Input: An iterator of dicts, each with keys: {"dt": "YYYY-MM-DD", "event_time": ISO8601 string, "ad_request_id": str, "campaign_id": int, "event_type": "impression"|"click", "revenue_cents": int}. Events can arrive out of order; multiple clicks may share the same ad_request_id.
Rules:
1) Count exactly one impression per ad_request_id (if multiple impression events appear, count once).
2) Count at most one charged click per ad_request_id using the earliest click’s revenue; ignore later clicks for that ad_request_id.
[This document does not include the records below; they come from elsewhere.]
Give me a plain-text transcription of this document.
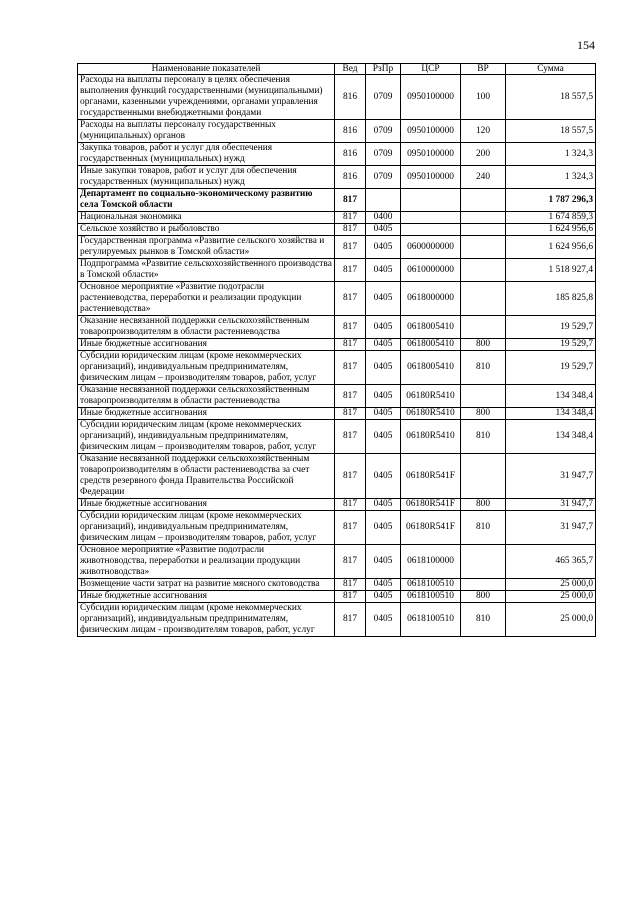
154
Наименование показателей	Вед	РзПр	ЦСР	ВР	Сумма
Расходы на выплаты персоналу в целях обеспечения выполнения функций государственными (муниципальными) органами, казенными учреждениями, органами управления государственными внебюджетными фондами	816	0709	0950100000	100	18 557,5
Расходы на выплаты персоналу государственных (муниципальных) органов	816	0709	0950100000	120	18 557,5
Закупка товаров, работ и услуг для обеспечения государственных (муниципальных) нужд	816	0709	0950100000	200	1 324,3
Иные закупки товаров, работ и услуг для обеспечения государственных (муниципальных) нужд	816	0709	0950100000	240	1 324,3
Департамент по социально-экономическому развитию села Томской области	817				1 787 296,3
Национальная экономика	817	0400			1 674 859,3
Сельское хозяйство и рыболовство	817	0405			1 624 956,6
Государственная программа «Развитие сельского хозяйства и регулируемых рынков в Томской области»	817	0405	0600000000		1 624 956,6
Подпрограмма «Развитие сельскохозяйственного производства в Томской области»	817	0405	0610000000		1 518 927,4
Основное мероприятие «Развитие подотрасли растениеводства, переработки и реализации продукции растениеводства»	817	0405	0618000000		185 825,8
Оказание несвязанной поддержки сельскохозяйственным товаропроизводителям в области растениеводства	817	0405	0618005410		19 529,7
Иные бюджетные ассигнования	817	0405	0618005410	800	19 529,7
Субсидии юридическим лицам (кроме некоммерческих организаций), индивидуальным предпринимателям, физическим лицам – производителям товаров, работ, услуг	817	0405	0618005410	810	19 529,7
Оказание несвязанной поддержки сельскохозяйственным товаропроизводителям в области растениеводства	817	0405	06180R5410		134 348,4
Иные бюджетные ассигнования	817	0405	06180R5410	800	134 348,4
Субсидии юридическим лицам (кроме некоммерческих организаций), индивидуальным предпринимателям, физическим лицам – производителям товаров, работ, услуг	817	0405	06180R5410	810	134 348,4
Оказание несвязанной поддержки сельскохозяйственным товаропроизводителям в области растениеводства за счет средств резервного фонда Правительства Российской Федерации	817	0405	06180R541F		31 947,7
Иные бюджетные ассигнования	817	0405	06180R541F	800	31 947,7
Субсидии юридическим лицам (кроме некоммерческих организаций), индивидуальным предпринимателям, физическим лицам – производителям товаров, работ, услуг	817	0405	06180R541F	810	31 947,7
Основное мероприятие «Развитие подотрасли животноводства, переработки и реализации продукции животноводства»	817	0405	0618100000		465 365,7
Возмещение части затрат на развитие мясного скотоводства	817	0405	0618100510		25 000,0
Иные бюджетные ассигнования	817	0405	0618100510	800	25 000,0
Субсидии юридическим лицам (кроме некоммерческих организаций), индивидуальным предпринимателям, физическим лицам - производителям товаров, работ, услуг	817	0405	0618100510	810	25 000,0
3) For each (dt, campaign_id): CTR = charged_clicks / impressions; RPM = (sum(revenue_cents)/100) / impressions * 1000.
4) Memory constraints: process in O(U) additional memory where U is the number of active ad_request_ids seen in the current 24-hour window; do not materialize the full stream.
5) Time complexity: O(n) over n events.
6) Handle missing/invalid fields robustly (skip invalid records but continue), and support that an impression could arrive after a click for the same ad_request_id.
Output: A mapping {(dt, campaign_id): {"impressions": int, "charged_clicks": int, "ctr": float, "rpm": float}}.
Deliverables: the function with type hints and a docstring, plus two unit tests: (a) multiple clicks per request id; (b) out-of-order impression and click spanning two dates.
Quick Answer: This question evaluates competence in streaming event processing and deduplication, including stateful aggregation, time-window management, handling out-of-order and duplicate events, and computing CTR/RPM metrics.